As luck would have it, I’ve been one of those whose experienced the issue and did chase through the dev tools
There’s no console error.
In fact, there’s no iframe for the extension in the streamer’s main page. So it’s not that the extension fails to appear, it’s that it’s iframe that holds it never loads in the first place, suggesting its internal JS never even runs.
Again, there’s not even an extension taskbar icon. *

( * Actually it’s a little stranger than that: occasionally – but not always – there IS an extension taskbar icon, but it only lasts a split second before disappearing. If the problem were a result of JS coding , I’d expect the extension’s iframe to persist and fail to render, and an error to appear and persist in the console.)

I suspect Twitch does not have code to remove an iframe from the streamer’s DOM after loading.

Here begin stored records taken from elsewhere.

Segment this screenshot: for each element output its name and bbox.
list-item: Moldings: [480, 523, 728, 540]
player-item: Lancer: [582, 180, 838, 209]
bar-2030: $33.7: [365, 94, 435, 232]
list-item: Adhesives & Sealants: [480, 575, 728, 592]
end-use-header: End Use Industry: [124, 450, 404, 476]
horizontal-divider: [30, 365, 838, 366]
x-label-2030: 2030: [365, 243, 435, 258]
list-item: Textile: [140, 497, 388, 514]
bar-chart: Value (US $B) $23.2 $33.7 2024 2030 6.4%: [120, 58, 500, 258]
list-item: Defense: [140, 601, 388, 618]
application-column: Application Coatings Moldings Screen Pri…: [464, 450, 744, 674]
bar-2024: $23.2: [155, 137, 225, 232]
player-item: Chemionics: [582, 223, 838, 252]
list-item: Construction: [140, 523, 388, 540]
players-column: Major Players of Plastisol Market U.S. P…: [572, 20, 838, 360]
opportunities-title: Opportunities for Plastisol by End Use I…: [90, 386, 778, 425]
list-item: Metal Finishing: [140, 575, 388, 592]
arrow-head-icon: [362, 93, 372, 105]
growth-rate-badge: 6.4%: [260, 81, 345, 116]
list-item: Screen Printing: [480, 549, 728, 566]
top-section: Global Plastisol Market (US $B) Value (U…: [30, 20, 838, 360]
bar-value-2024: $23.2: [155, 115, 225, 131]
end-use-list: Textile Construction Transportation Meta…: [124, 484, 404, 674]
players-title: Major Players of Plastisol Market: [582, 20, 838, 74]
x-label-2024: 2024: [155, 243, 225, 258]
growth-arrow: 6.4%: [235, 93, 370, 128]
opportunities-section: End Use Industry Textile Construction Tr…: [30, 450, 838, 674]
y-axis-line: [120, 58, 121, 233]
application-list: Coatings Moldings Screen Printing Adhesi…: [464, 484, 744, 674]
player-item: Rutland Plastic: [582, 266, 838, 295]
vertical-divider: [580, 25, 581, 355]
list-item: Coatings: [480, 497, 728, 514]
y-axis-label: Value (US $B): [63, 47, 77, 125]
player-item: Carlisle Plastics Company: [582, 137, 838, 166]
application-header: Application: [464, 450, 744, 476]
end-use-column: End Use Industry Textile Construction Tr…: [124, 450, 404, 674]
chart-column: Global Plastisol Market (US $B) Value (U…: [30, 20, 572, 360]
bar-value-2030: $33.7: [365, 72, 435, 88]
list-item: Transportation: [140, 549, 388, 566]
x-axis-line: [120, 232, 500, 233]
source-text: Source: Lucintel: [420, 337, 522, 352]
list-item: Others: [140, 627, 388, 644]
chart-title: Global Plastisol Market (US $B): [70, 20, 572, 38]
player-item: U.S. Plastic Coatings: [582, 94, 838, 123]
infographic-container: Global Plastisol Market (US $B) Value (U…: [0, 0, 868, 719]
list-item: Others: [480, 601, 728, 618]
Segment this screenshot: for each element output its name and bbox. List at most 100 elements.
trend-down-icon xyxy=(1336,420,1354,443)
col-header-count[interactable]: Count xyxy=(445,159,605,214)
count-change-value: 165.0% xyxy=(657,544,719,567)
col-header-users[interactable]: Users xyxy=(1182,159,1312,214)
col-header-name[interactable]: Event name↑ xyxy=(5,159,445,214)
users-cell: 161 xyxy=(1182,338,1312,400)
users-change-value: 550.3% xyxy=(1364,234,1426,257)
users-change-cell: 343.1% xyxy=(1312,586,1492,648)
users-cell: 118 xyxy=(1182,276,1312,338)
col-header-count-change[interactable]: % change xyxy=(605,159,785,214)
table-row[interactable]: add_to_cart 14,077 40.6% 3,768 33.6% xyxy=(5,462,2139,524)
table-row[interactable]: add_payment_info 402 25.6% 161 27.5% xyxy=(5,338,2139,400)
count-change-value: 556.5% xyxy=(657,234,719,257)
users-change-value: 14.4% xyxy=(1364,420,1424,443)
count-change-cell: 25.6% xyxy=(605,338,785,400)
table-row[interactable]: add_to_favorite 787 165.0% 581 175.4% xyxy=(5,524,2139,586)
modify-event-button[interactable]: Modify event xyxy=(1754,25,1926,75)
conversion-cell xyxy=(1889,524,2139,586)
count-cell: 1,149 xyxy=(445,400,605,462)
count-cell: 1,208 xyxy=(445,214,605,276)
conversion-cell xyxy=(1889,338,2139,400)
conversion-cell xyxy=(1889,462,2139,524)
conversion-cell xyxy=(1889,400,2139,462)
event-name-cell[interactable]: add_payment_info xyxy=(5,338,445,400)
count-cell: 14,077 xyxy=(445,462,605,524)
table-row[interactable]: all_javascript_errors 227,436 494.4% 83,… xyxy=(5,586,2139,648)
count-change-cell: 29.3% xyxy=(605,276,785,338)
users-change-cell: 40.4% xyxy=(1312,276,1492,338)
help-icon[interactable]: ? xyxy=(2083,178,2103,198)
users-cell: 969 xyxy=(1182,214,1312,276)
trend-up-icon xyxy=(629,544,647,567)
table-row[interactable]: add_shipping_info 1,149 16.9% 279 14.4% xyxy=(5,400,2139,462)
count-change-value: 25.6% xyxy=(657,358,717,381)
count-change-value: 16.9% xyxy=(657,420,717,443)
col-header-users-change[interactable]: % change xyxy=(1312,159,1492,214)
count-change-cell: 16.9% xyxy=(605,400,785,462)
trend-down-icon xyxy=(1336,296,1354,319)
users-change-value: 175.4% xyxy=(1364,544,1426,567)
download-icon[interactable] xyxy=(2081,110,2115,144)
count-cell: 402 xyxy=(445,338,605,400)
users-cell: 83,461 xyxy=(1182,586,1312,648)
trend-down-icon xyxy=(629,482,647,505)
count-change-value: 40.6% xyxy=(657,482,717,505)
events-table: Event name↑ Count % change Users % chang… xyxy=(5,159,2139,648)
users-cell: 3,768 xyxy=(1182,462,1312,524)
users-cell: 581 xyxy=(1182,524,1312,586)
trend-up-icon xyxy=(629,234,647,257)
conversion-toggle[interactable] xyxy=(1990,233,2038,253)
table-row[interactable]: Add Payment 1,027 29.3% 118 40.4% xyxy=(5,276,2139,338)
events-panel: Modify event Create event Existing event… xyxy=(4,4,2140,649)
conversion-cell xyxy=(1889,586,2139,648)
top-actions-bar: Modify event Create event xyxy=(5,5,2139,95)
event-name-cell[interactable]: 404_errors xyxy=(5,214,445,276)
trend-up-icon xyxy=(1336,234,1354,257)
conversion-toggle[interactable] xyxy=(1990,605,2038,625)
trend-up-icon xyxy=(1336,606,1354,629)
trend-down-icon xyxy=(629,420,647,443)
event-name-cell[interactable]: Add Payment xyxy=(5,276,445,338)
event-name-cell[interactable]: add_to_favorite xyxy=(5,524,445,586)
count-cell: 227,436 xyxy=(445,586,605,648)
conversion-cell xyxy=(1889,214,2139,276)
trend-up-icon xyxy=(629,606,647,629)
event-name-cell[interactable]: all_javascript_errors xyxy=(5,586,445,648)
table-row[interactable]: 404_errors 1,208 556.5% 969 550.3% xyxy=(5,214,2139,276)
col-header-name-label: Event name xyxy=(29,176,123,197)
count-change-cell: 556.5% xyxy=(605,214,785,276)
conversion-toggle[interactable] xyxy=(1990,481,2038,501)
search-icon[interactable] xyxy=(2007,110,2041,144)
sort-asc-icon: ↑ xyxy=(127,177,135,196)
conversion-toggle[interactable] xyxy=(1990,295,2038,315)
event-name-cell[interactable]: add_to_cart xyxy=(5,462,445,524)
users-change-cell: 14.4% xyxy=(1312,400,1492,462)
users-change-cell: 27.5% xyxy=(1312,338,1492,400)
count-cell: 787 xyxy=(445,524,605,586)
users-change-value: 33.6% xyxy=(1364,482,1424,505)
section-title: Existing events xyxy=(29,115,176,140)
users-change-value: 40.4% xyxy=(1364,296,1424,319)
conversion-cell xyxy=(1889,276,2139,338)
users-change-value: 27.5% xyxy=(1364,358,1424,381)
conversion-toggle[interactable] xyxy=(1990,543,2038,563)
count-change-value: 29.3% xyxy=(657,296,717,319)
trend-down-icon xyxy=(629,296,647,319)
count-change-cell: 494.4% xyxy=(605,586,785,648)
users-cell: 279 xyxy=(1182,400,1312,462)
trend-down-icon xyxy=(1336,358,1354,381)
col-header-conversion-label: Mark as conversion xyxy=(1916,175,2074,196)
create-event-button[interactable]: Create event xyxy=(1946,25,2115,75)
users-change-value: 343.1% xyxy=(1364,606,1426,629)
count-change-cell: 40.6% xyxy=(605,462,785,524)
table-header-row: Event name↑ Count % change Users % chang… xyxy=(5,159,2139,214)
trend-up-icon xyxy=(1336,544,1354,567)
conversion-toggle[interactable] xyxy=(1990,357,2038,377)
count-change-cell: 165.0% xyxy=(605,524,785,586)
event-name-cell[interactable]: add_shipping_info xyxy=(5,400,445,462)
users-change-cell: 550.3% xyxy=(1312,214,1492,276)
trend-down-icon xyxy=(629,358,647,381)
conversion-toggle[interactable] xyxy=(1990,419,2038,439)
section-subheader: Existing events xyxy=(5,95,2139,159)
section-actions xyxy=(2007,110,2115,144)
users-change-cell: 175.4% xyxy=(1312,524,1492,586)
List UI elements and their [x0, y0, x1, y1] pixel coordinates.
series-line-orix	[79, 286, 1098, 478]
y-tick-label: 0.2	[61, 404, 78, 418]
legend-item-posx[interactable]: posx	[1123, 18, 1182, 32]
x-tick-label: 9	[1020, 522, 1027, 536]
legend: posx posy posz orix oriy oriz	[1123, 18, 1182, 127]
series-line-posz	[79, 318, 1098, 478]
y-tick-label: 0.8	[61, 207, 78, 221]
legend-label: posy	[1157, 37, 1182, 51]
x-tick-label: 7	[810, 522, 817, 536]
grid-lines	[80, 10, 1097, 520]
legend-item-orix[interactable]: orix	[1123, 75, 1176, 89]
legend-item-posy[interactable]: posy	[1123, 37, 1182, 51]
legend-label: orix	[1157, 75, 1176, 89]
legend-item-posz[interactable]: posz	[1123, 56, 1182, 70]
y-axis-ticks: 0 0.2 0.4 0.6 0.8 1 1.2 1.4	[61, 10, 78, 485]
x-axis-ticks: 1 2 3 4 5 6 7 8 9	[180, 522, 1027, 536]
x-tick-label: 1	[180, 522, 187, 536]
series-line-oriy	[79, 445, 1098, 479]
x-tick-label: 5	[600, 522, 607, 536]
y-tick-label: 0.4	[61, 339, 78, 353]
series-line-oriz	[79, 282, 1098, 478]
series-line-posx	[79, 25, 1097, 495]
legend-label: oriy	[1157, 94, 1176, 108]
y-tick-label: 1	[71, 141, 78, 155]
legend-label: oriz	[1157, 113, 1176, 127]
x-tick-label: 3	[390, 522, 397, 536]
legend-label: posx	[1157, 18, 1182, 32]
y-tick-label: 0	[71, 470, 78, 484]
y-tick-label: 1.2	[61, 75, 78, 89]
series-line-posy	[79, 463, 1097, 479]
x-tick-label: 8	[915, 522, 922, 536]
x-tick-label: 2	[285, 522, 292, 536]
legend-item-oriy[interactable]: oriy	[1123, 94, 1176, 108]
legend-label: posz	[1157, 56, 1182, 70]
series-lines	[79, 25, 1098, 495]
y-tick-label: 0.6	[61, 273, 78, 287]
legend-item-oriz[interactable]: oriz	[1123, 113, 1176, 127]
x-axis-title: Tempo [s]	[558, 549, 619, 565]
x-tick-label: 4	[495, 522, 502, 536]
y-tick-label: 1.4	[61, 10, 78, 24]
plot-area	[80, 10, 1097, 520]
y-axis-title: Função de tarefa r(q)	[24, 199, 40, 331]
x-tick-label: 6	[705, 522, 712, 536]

It seems more likely the iframe never loaded to begin with.

All of this points to a problem on the Twitch side: failing to load the extension as opposed to failure of the extension.

Another thing to check then would be the network tab in devtools, that way you can see if it attempts to load the HTML (which would in turn load the JS). That would help rule out any client-side issues such as browser extensions that may be blocking it from loading (and extensions that fail to correctly load can result in the sidebar not loading if there are no functioning extensions).

Did that as well. In my particular case I have no extensions whatsoever, and tested it across several browsers: Safari, Chrome, Firefox, and TOR (effectively a stripped version Firefox but coming from a different IP)

When the extension fails to appear for me, all browsers are affected, suggesting it’s not extension related.

Keep in mind, the extension usually DOES appear for me. If I check the data feed on our server and can see someone has recently loaded the extension, I can see which stream that came from, and generally speaking I will be able to see it too.

The exception has been for streamers with large numbers of viewers. I can see their hits coming in, and usually I can load the Overlay, but sometimes I can’t. Again, it varies throughout the day and seems to affect others as well.

Since the extension is coded to load and render whether or not it gets a response from our server, and since I can see others feeding data to our server even when, at times, when I can’t load the Overlay myself – that suggests something outside of our scope.